Il y a quelques jours, Arnaud Montebourg publiait dans le Monde une tribune livrant sa vision du paysage politique français. Dix ans après la fameuse note du think tank Terra Nova qui entérinait l’abandon par la gauche de la classe ouvrière, l’ancien ministre du Redressement productif dresse le bilan de ce ralliement de la gauche au dogme de la mondialisation heureuse, l’abandon d’une réflexion économique sur les salaires, la production et le nécessaire protectionnisme social et environnemental, l’abandon, également, d’une réflexion culturelle sur l’amour du travail, l’émancipation individuelle et la maîtrise par chacun de son destin.
L’ANALYSE MONTEBOURG
Alors même que Terra Nova récidive en publiant cette fois une note signée Pascal Canfin, député macroniste ancien écologiste, et saluée par l’éditorialiste politique de France Inter, Thomas Legrand, pour démontrer que, face aux « souverainistes » forcément adeptes du « repli »une « mondialisation progressiste » se met en œuvre, qui permettra la régulation, sous l’impulsion d’un Joe Biden généreusement « multilatéraliste » (et pas du tout occupé à asseoir l’impérialisme américain sous des dehors sympathiques et ouverts), Arnaud Montebourg tente de dessiner ce qui pourrait être une offre politique capable de s’adresser à tous ceux que le système actuel broie ou pressure, ceux qui respectent les règles et se font avoir. « Petits commerçants, artisans, travailleurs indépendants, agriculteurs, ouvriers, employés, fonctionnaires de première ligne », écrit-il, associés à une « bourgeoisie d’intérêt général, chefs d’entreprise, hauts fonctionnaires, intellectuels, créateurs » ceux, donc, qui font partie des gagnants du système mais qui considèrent malgré tout qu’il nous amène au chaos.
On peut ergoter sur le découpage qu’opère Arnaud Montebourg entre un « bloc bourgeois macroniste » et un « bloc réactionnaire » lepéniste, mêlant sociologie et idéologie.

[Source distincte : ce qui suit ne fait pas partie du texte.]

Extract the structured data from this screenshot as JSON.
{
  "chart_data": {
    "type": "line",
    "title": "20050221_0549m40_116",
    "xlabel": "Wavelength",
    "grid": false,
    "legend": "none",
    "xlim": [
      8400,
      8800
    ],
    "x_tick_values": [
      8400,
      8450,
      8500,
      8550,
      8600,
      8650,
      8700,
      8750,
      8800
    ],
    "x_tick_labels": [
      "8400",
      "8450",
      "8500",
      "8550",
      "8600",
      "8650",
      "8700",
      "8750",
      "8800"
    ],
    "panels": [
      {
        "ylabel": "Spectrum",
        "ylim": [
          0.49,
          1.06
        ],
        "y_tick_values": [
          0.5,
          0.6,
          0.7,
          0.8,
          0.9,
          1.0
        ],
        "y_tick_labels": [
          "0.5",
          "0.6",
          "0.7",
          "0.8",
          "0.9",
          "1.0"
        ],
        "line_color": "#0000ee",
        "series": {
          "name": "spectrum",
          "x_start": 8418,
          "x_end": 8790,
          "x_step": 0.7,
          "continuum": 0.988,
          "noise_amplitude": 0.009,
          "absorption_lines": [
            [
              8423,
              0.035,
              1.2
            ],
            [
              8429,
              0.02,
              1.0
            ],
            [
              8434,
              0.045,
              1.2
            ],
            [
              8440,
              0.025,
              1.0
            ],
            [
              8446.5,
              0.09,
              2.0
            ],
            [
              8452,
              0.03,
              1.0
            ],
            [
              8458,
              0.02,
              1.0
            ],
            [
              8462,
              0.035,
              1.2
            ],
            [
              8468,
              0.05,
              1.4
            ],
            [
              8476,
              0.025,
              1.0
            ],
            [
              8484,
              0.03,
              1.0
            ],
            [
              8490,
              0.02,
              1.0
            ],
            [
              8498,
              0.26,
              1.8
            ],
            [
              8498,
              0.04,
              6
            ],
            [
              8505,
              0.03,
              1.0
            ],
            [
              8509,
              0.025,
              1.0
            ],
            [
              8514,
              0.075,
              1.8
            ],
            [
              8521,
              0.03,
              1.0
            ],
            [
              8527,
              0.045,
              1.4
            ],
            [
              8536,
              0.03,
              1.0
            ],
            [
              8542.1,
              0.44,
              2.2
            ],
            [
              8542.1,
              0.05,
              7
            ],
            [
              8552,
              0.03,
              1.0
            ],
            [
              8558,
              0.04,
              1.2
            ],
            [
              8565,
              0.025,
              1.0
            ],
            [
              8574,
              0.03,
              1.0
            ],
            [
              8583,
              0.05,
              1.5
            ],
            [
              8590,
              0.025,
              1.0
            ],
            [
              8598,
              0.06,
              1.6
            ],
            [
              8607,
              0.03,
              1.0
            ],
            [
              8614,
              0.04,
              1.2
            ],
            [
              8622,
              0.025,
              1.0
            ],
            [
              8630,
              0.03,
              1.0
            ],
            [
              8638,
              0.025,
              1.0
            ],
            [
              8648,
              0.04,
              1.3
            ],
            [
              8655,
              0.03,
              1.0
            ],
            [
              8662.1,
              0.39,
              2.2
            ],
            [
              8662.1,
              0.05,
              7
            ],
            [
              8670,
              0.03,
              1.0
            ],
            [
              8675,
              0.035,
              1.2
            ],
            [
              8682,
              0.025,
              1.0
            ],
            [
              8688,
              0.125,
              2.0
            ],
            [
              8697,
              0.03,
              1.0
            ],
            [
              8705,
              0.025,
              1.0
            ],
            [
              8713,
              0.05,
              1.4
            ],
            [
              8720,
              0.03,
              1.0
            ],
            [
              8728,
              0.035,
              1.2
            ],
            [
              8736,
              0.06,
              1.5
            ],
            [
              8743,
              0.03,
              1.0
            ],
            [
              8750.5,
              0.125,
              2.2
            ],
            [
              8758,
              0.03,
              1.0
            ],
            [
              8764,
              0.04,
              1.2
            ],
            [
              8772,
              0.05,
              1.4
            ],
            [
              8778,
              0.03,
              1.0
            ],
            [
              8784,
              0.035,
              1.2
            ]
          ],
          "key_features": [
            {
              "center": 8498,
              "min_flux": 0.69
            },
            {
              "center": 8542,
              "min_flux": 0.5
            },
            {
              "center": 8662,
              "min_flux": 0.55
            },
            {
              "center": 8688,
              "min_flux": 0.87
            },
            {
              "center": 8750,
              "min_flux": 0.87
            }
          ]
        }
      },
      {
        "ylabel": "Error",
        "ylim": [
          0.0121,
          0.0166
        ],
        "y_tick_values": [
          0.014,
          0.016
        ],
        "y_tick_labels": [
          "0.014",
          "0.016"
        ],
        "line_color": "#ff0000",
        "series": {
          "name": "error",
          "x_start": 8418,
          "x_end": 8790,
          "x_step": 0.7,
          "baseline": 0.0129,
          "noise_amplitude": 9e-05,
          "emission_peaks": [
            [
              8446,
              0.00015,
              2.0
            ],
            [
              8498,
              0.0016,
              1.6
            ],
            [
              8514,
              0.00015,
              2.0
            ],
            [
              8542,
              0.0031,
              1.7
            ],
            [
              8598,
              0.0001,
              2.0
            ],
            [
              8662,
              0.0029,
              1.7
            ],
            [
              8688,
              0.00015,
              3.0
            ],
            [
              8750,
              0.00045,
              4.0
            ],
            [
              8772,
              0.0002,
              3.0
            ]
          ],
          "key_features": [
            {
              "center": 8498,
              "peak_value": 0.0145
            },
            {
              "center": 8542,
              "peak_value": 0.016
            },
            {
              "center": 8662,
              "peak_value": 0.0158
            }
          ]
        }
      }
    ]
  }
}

Peu importe. Le fait politique majeur est celui-ci : Arnaud Montebourg n’est, dans l’état actuel des choses, pas candidat à l’élection présidentielle. Son analyse, pourtant, offrirait un débouché à tous ceux qui ne veulent ni de la nouvelle ligne identitaire d’un Mélenchon qui tourne le dos à son populisme de gauche de 2017, ni des vacuités sociétales d’une gauche dominée par des écologistes incapables de se positionner contre une mondialisation destructrice de l’environnement et des protections sociales, ni d’une droite macronienne ou LR pour qui l’urgence est encore et toujours de répondre aux injonctions des grandes orientations des politiques économiques européennes en détricotant le système des retraites et le marché du travail, ni enfin des caricatures d’un RN occupé à radicaliser ses positions sur l’immigration et la sécurité pour masquer son absence totale de réflexion économique.
PAS D’ALTERNATIVE ?
Mais une option fondée sur l’indépendance nationale par les capacités de production, sur un renouveau démocratique par la reprise de contrôle des outils de la souveraineté autant que par l’affirmation de la primauté de la volonté populaire, sur la cohésion des citoyens autour d’une vision partagée de la France et de la République, n’existera pas.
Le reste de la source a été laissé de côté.